Trata-se de “um arquivo documental fabuloso, exemplar, muito bem cuidado”, nas palavras de Jorge Brandão Pereira, professor da Escola Superior de Design do IPCA, que, desde 2019, tem trabalhado em parceria com a SCMB. O investigador notou que “há trabalho para fazer, mas há um grande caminho que já foi feito”. E, nos últimos meses, foi inclusivamente realizado um trabalho conjunto com estudantes, nacionais e internacionais, que frequentam o IPCA, na área do Design.
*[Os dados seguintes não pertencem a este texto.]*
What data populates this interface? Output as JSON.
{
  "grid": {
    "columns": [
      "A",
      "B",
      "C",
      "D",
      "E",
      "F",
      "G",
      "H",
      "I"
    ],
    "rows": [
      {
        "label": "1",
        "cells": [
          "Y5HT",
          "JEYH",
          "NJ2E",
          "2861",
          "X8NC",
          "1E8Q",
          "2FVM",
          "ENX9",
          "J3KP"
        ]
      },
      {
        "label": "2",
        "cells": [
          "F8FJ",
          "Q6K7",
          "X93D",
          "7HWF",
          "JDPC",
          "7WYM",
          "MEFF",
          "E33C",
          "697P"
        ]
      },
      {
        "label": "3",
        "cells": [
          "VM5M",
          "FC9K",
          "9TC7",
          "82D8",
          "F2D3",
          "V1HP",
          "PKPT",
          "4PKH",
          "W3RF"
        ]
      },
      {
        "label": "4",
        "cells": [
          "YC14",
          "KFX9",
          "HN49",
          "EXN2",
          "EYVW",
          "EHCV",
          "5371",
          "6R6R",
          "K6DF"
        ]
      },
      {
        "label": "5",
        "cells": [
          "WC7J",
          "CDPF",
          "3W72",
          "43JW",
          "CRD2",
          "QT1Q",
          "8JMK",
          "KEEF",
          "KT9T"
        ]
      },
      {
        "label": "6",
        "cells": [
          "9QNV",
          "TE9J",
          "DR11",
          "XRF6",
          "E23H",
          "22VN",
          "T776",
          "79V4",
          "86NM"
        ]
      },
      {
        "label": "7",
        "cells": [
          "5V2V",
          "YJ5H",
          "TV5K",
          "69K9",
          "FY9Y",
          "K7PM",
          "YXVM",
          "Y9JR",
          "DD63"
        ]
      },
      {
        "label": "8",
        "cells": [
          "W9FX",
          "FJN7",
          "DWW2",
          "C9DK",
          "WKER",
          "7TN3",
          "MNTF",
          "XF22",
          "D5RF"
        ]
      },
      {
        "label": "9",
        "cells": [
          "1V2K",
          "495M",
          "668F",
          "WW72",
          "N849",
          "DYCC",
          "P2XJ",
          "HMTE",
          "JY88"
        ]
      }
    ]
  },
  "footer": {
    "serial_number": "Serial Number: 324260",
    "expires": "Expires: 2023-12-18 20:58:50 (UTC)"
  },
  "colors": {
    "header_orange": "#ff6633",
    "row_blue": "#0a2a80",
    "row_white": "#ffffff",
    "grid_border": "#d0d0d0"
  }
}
“O valor dos arquivos é incomensurável”, nas palavras de António Sousa, diretor do Arquivo Distrital de Braga, uma unidade cultural da Universidade do Minho, com a qual a SCMB tem também trabalhado em colaboração. O arquivista disse até, em jeito de brincadeira: “Não tenhamos dúvidas que um arquivo vale mais do que as pernas do Cristiano Ronaldo”. E, de modo elucidativo, clarificou: “Imaginemos que, um dia, desaparecia tudo o que é a SCMB menos o seu arquivo. Quem viesse, poderia retomar todo o espírito e toda a missão, alicerçado no arquivo da SCMB. […] O seu arquivo descreve, diz o que foi e permite outras leituras e outras interpretações”.
Mas, notou Isabel dos Guimarães Sá, “as fontes históricas nem sempre são escritas”. A professora e investigadora da Universidade do Minho atentou na “sequência de retratos absolutamente fabulosa e que está toda exposta”. “A partir daí, as pessoas podem fazer estudos, identificar os doadores, os artistas que estão por detrás desses retratos, o discurso por detrás da representação”, completou.
Ao longo de todo o dia, de resto, os especialistas presentes salientaram a importância de cuidar e de preservar os arquivos – e o património, de um modo geral –, trabalho esse, acredita Mariano Cabaço, da União das Misericórdias Portuguesas (UMP), que depende da “sensibilidade de quem está a dirigir as Misericórdias”. O responsável pelo gabinete “Património Cultural” da UMP atentou que “a Cultura e o Património não são o core [business] principal das Misericórdias, mas, sem estes, as outras não vinham”.
Nesse sentido, já o provedor da Misericórdia de Barcelos, Nuno Reis, tinha lembrado: “Quando colocamos, na visão institucional, a salvaguarda do património, não apenas o material, mas também o imaterial, queríamos naturalmente prestar homenagem a todo o passado de uma instituição penta-secular, mas, sobretudo, conseguir, a partir desse passado, interpretar melhor o presente, projetar o futuro e construir uma instituição cada vez mais forte, cada vez mais pujante, para servir as necessidades que precisam de uma Misericórdia”.